Some, however, such as the sawfish, are in danger of disappearing. "All the fishermen I talked to said 'Oh, it was all over the place, we used to use the saw for barbed wire for our houses', but now it's become so rare, not only here but across the world."

With 14 months of hands-on research, Ms Jabado now has data for two consecutive years from the months of October and November - and intends to press on at least for another year. What she has created already is a vital baseline for future research. A similar study carried out a decade from now, for instance, would expose any significant changes in species numbers. But if she can get funding, she would like to continue sampling fish catches for another two years, "so I can start looking at trends and migratory patterns".
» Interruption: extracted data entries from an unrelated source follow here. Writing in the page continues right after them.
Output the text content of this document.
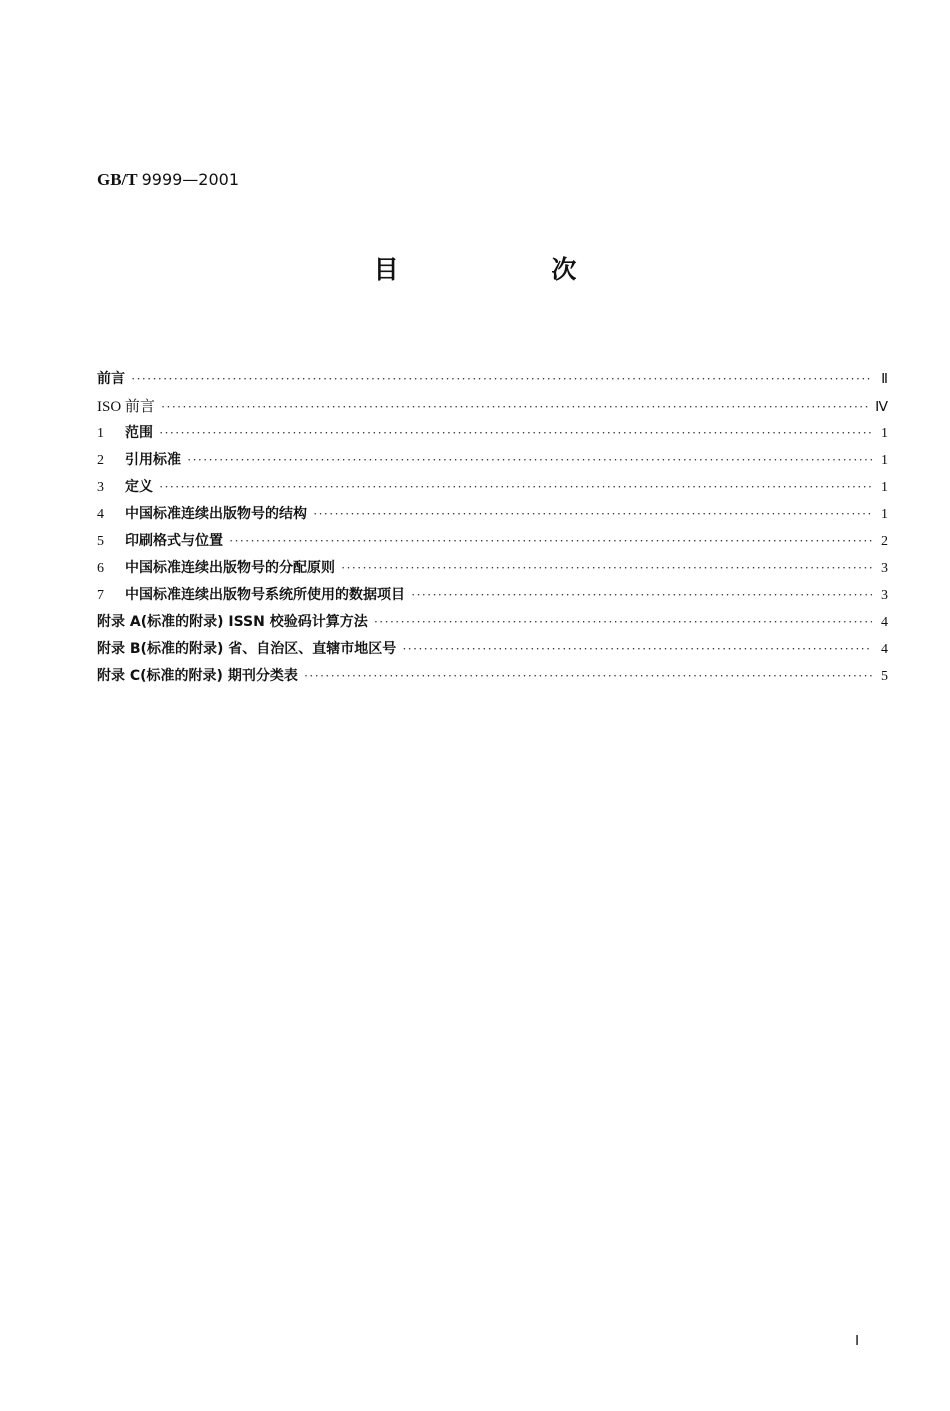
GB/T 9999—2001
目 次
前言 ·····	Ⅱ
ISO 前言 ·····	Ⅳ
1	范围 ·····	1
2	引用标准 ·····	1
3	定义 ·····	1
4	中国标准连续出版物号的结构 ·····	1
5	印刷格式与位置 ·····	2
6	中国标准连续出版物号的分配原则 ·····	3
7	中国标准连续出版物号系统所使用的数据项目 ·····	3
附录 A(标准的附录) ISSN 校验码计算方法 ·····	4
附录 B(标准的附录) 省、自治区、直辖市地区号 ·····	4
附录 C(标准的附录) 期刊分类表 ·····	5
Ⅰ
Why, for instance, did three particular species of shark landed in abundance during August, September and October suddenly disappear from catches? One theory is that these are migratory species, or sharks that come to the area only to breed, but only year-on-year data can confirm this, and indicate whether or not they should be protected at certain times.

Ms Jabado also hopes her work will help the UAE to fulfil its commitment to the International Plan of Action for Sharks, adopted by the UN Food and Agriculture Organisation (FAO). Under the scheme, all countries where fishermen catch commercial quantities of sharks were obliged to develop a National Shark Plan by 2001, but barely 10 per cent have. "Progress in most states," says the FAO, "remains disappointing".

Ms Jabado says: "The UAE was a signatory to this code of conduct but 12 years down the line there is still no national plan of action for sharks in the UAE or in any other country in the region, for that matter. There are different types of data that need to be collected to be able to put together a national plan.

"You need to assess shark stocks in a country by addressing what species are there, what are the main threats that they're facing and look at numbers and abundance. None of this information has been available for the UAE."